There is a term missing in my earlier post:

$\displaystyle p_1^*=\frac{p_1 a}{p_1a+(1-p_1)}$

That is I forgot to divide by the probability that the plane is not found when we look in region 1, which is the sum of the probabilities of it being in region 1 and not seen plus the probability that it is not in region 1.

CB

Re: Conditional probability question (with confusing wording)

Quote:

Originally Posted by

**Combinatus**

Edit: Great, I'm even more confused now.
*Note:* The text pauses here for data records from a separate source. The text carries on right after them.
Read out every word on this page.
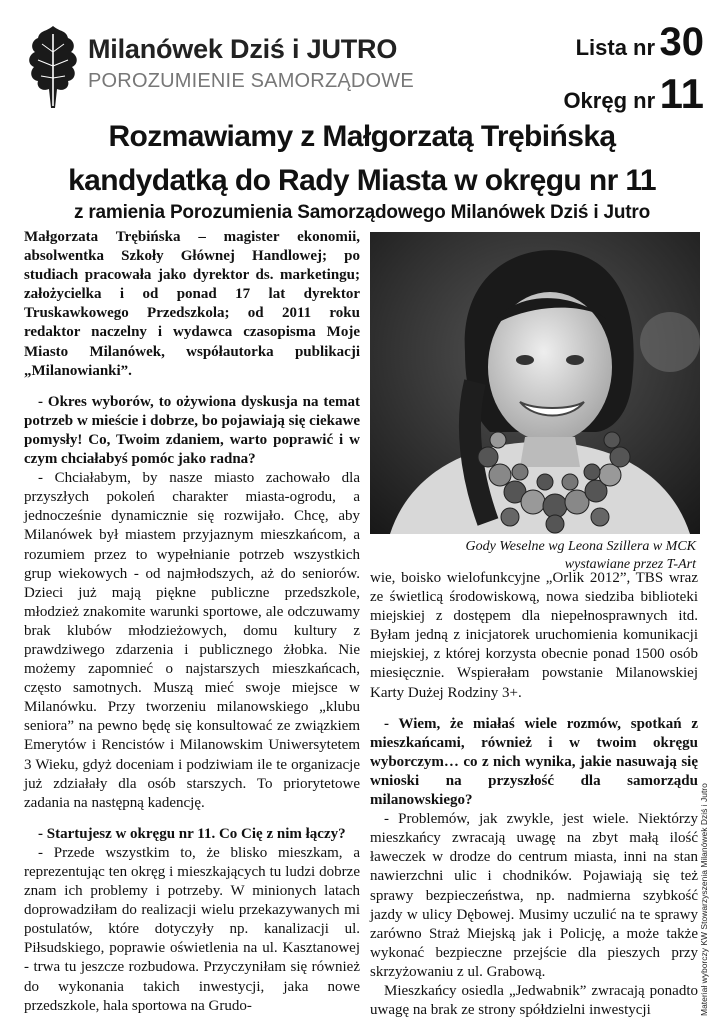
Milanówek Dziś i JUTRO
POROZUMIENIE SAMORZĄDOWE
Lista nr 30
Okręg nr 11
Rozmawiamy z Małgorzatą Trębińską
kandydatką do Rady Miasta w okręgu nr 11
z ramienia Porozumienia Samorządowego Milanówek Dziś i Jutro

Małgorzata Trębińska – magister ekonomii, absolwentka Szkoły Głównej Handlowej; po studiach pracowała jako dyrektor ds. marketingu; założycielka i od ponad 17 lat dyrektor Truskawkowego Przedszkola; od 2011 roku redaktor naczelny i wydawca czasopisma Moje Miasto Milanówek, współautorka publikacji „Milanowianki”.

- Okres wyborów, to ożywiona dyskusja na temat potrzeb w mieście i dobrze, bo pojawiają się ciekawe pomysły! Co, Twoim zdaniem, warto poprawić i w czym chciałabyś pomóc jako radna?

- Chciałabym, by nasze miasto zachowało dla przyszłych pokoleń charakter miasta-ogrodu, a jednocześnie dynamicznie się rozwijało. Chcę, aby Milanówek był miastem przyjaznym mieszkańcom, a rozumiem przez to wypełnianie potrzeb wszystkich grup wiekowych - od najmłodszych, aż do seniorów. Dzieci już mają piękne publiczne przedszkole, młodzież znakomite warunki sportowe, ale odczuwamy brak klubów młodzieżowych, domu kultury z prawdziwego zdarzenia i publicznego żłobka. Nie możemy zapomnieć o najstarszych mieszkańcach, często samotnych. Muszą mieć swoje miejsce w Milanówku. Przy tworzeniu milanowskiego „klubu seniora” na pewno będę się konsultować ze związkiem Emerytów i Rencistów i Milanowskim Uniwersytetem 3 Wieku, gdyż doceniam i podziwiam ile te organizacje już zdziałały dla osób starszych. To priorytetowe zadania na następną kadencję.

- Startujesz w okręgu nr 11. Co Cię z nim łączy?

- Przede wszystkim to, że blisko mieszkam, a reprezentując ten okręg i mieszkających tu ludzi dobrze znam ich problemy i potrzeby. W minionych latach doprowadziłam do realizacji wielu przekazywanych mi postulatów, które dotyczyły np. kanalizacji ul. Piłsudskiego, poprawie oświetlenia na ul. Kasztanowej - trwa tu jeszcze rozbudowa. Przyczyniłam się również do wykonania takich inwestycji, jaka nowe przedszkole, hala sportowa na Grudo-

Gody Weselne wg Leona Szillera w MCK
wystawiane przez T-Art

wie, boisko wielofunkcyjne „Orlik 2012”, TBS wraz ze świetlicą środowiskową, nowa siedziba biblioteki miejskiej z dostępem dla niepełnosprawnych itd. Byłam jedną z inicjatorek uruchomienia komunikacji miejskiej, z której korzysta obecnie ponad 1500 osób miesięcznie. Wspierałam powstanie Milanowskiej Karty Dużej Rodziny 3+.

- Wiem, że miałaś wiele rozmów, spotkań z mieszkańcami, również i w twoim okręgu wyborczym… co z nich wynika, jakie nasuwają się wnioski na przyszłość dla samorządu milanowskiego?

- Problemów, jak zwykle, jest wiele. Niektórzy mieszkańcy zwracają uwagę na zbyt małą ilość ławeczek w drodze do centrum miasta, inni na stan nawierzchni ulic i chodników. Pojawiają się też sprawy bezpieczeństwa, np. nadmierna szybkość jazdy w ulicy Dębowej. Musimy uczulić na te sprawy zarówno Straż Miejską jak i Policję, a może także wykonać bezpieczne przejście dla pieszych przy skrzyżowaniu z ul. Grabową.

Mieszkańcy osiedla „Jedwabnik” zwracają ponadto uwagę na brak ze strony spółdzielni inwestycji	Materiał wyborczy KW Stowarzyszenia Milanówek Dziś i Jutro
I had assumed that the LHS of $\displaystyle \frac{p_2^*}{p_3^*} = \frac{p_2}{p_3}$ was equivalent to, in my symbols, $\displaystyle \frac{P(A_2|F_1^c)}{P(A_3|F_1^c)} = \frac{P(F_1^c|A_2)\cdot P(A_2)}{P(F_1^c|A_3)\cdot P(A_3)}$, where $\displaystyle P(F_1^c|A_2)$ and $\displaystyle P(F_1^c|A_3)$ would both be equal to 1, as "the probability of not finding the plane in region 1 if it is in region 2 (or 3)" is 1, thus giving me the equivalent of your RHS.

However, if that was so, then $\displaystyle p_2^* = P(A_2|F_1^c) = \frac{P(F_1^c|A_2) \cdot P(A_2)}{P(F_1^c)} = \frac{1 \cdot P(A_2)}{1} = p_2$, which doesn't make any sense. :(

Your $\displaystyle P(F_c^1)=P(\text{not seen in r1})=p_1a+(1-p_1)\ne 1$.

Now:

$\displaystyle p_2^*=\frac{P({\text{not seen in r1}}|{\text{in r2}})p_2}{P(\text{not seen in r1})}$

but: $\displaystyle P({\text{not seen in r1}}|{\text{in r2}})=1$.

So:

$\displaystyle p_2^*=\frac{p_2}{P(\text{not seen in r1})}$

and similarly:

$\displaystyle p_3^*=\frac{p_3}{P(\text{not seen in r1})}$

So:

$\displaystyle \frac{p_2^*}{p_3^*}=\frac{p_2}{p_3}$

CB

Re: Conditional probability question (with confusing wording)

Quote:

Originally Posted by

**CaptainBlack** Your $\displaystyle P(F_c^1)=P(\text{not seen in r1})=p_1a+(1-p_1)\ne 1$.

Wonderful! I wish I would had thought of that right away. Fortunately, I learnt quite a bit about prior and posterior probabilities from this thread, so starting it was absolutely worth it. Thank you!